Page 114
Story: The Threadbare Queen
The soldiers who’d come with her were arranged in a semi-circle on either side of her, covering the whole Kassian side of the field.
The raw lust in Baclar’s gaze as he studied Massi pricked Luc’s anger. He knew his friend was beautiful. Her dark hair was pulled back in one of the complicated braids the Venyatux had taught her, and she sat straight and lethal on her mount, the firelight dancing over her face.
“Pity for you, you lead the army that harmed the newborn baby of one of her best friends,” Luc murmured, and Baclar’s gaze snapped to his, his face going blank as if he had not wanted to reveal quite so much.
“A baby?” Tuart repeated softly. “Surely not.”
Luc swept his hand out toward the soldiers holding the line behind him. “I started this journey with eighty warriors. I now have many more. The injury to that baby has meant I’ve had to turn warriors away who wanted to join me.”
Baclar swore. “Hurst always was a little shit. He didn’t die a moment too soon.”
Luc had a feeling if Hurst’s head had lain at his feet at that moment, Baclar would have kicked it.
“Shall we get down to business?” Didier rose from where he and the other councillors had been sitting, watching and listening to the exchange.
Luc inclined his head and took a seat across from them, making sure his back was facing his own people. The two generals settled beside him to his left.
They talked about reparations, about border rights, and about what the old Kassian queen, Freida, had done to the Jatan in her effort to annex their mines.
“What is the situation at the mines?” Luc asked. “Are they being run by Kassian miners?”
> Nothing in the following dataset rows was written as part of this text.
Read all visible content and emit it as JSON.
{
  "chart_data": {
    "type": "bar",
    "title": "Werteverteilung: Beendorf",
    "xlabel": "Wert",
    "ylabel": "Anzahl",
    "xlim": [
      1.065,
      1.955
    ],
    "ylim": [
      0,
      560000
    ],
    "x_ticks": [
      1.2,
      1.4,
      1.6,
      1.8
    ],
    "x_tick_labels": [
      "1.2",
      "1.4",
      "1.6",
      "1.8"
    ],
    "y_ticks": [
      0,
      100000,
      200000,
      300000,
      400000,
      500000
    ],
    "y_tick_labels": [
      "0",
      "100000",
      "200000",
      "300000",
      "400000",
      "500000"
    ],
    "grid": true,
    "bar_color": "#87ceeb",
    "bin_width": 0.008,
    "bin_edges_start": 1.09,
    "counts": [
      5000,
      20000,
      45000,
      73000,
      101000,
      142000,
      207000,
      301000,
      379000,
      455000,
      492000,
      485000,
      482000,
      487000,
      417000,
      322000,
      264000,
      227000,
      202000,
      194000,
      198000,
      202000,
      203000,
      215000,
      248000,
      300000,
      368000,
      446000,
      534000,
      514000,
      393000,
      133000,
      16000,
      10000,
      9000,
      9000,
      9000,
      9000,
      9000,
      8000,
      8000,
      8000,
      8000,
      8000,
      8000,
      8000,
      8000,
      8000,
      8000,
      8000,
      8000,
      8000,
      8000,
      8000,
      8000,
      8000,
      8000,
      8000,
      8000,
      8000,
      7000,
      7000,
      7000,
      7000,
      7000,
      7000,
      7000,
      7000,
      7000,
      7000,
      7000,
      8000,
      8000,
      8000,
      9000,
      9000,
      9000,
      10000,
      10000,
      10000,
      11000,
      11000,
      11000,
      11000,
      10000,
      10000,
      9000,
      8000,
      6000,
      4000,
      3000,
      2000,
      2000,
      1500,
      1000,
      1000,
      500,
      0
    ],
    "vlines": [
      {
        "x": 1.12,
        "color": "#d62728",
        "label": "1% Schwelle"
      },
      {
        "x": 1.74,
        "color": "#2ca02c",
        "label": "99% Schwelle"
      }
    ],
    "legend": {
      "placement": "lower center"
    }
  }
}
There was a moment of hesitation.
Luc raised his brows. “You killed them?”
“Not all of them,” Baclar was quick to state. “But some, yes.”
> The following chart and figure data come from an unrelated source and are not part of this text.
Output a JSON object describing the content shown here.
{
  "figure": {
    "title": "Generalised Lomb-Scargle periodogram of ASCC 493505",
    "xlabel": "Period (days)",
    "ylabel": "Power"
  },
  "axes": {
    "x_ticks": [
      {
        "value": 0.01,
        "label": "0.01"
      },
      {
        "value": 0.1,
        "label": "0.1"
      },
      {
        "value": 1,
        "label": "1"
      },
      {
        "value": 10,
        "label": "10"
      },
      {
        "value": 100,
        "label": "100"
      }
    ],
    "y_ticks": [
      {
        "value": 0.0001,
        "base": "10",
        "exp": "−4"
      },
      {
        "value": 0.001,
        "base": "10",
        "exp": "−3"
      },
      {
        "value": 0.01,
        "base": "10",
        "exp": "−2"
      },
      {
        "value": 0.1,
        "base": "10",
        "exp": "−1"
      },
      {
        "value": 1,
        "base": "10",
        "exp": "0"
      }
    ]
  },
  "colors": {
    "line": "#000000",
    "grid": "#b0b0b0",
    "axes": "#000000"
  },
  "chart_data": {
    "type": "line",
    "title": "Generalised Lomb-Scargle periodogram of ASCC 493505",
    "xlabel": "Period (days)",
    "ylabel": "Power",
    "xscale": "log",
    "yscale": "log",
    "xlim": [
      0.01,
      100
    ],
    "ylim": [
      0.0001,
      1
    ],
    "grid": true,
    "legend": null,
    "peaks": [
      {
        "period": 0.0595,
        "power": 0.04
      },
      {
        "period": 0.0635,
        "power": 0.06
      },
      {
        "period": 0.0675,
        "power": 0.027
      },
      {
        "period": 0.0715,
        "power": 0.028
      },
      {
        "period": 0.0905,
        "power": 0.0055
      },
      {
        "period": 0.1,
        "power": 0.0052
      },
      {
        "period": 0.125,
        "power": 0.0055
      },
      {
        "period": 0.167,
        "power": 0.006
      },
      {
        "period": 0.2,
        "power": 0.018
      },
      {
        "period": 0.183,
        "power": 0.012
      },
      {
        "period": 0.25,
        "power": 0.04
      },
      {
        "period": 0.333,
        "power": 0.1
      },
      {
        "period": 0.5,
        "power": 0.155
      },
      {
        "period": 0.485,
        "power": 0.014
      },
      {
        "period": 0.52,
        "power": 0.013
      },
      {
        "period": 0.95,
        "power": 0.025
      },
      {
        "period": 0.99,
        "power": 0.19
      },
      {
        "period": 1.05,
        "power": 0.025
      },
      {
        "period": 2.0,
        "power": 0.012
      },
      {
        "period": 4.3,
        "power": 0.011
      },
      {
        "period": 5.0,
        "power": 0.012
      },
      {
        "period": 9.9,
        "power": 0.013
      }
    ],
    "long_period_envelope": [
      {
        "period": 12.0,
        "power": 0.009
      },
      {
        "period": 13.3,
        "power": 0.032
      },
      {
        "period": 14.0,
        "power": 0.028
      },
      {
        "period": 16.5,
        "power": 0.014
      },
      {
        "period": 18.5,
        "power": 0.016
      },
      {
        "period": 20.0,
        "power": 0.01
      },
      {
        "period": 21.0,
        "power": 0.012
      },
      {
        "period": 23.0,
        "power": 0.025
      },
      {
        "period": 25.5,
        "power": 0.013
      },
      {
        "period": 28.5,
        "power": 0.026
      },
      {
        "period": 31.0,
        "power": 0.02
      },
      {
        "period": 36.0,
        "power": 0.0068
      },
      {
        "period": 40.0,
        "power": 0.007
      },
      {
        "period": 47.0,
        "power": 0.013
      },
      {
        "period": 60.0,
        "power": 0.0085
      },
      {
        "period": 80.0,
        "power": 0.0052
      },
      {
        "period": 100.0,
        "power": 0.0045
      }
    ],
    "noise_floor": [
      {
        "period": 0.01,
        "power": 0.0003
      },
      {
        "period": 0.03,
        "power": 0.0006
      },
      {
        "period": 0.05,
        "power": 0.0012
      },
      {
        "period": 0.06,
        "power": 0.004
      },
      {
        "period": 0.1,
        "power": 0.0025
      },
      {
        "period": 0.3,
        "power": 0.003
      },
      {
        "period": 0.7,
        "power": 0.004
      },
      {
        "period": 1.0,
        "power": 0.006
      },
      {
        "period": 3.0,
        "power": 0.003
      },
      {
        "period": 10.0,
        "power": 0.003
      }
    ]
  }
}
“And the rest? Where are they?”
“Prisoners.” Falacia glanced at the other councillors. “Some were very cruel to our miners, who’d been conscripted to keep working the shafts for the Kassians.”
“If they are put on trial, and the trial is fair in accordance with your laws, I have no issue with them being punished for their crimes.” Luc would not interfere in Jatan justice. “But some of them would surely have been simply under orders of the queen, and there through no fault of their own?”
“We undertake to sort the innocent from the guilty. And yes, it would be good to have trials. It would soothe the anger, I think.” Didier noted the point down, as he had done since they started negotiating.
“We did not know the new queen would be so unlike her aunt,” Tuart said.
“You didn’t ask,” Luc answered, and after a moment, he acknowledged the point with a nod.
They had been served a vegetable soup, and then roasted chicken flavoured with a tangy spice rub, and finally presented with coal bread, the bread cooked in cast iron camp ovens common through the whole continent. It took the place of dessert, served as it was with butter and jam.
Nothing lavish, but then Luc’s unit wouldn’t have been able to provide anything better than this, and Luc guessed even this meal was stretching the Jatan’s provisions.
Finally, a young soldier moved about, offering mugs of ale.
The invisible line on Luc’s forearm fizzled, igniting his skin, and he realized with a start he was rubbing his chest where the arrow had once pierced him.
He watched the soldier closely, looking for where his weapon might be hidden.
The soldier was closer to a boy than a man, seventeen, perhaps, and he was clearly nervous, but then, that would be normal, given the circumstances.
Luc lifted the mug of ale to his lips and took a shallow sip, keeping track as the boy moved to hand a mug to Fallacia.
As the ale hit the back of his throat, it began to burn.
He felt immobilized, stuck for a long moment in a strange confusion.
Then he managed to choke out the word that had leaped onto his tongue. “Poison.”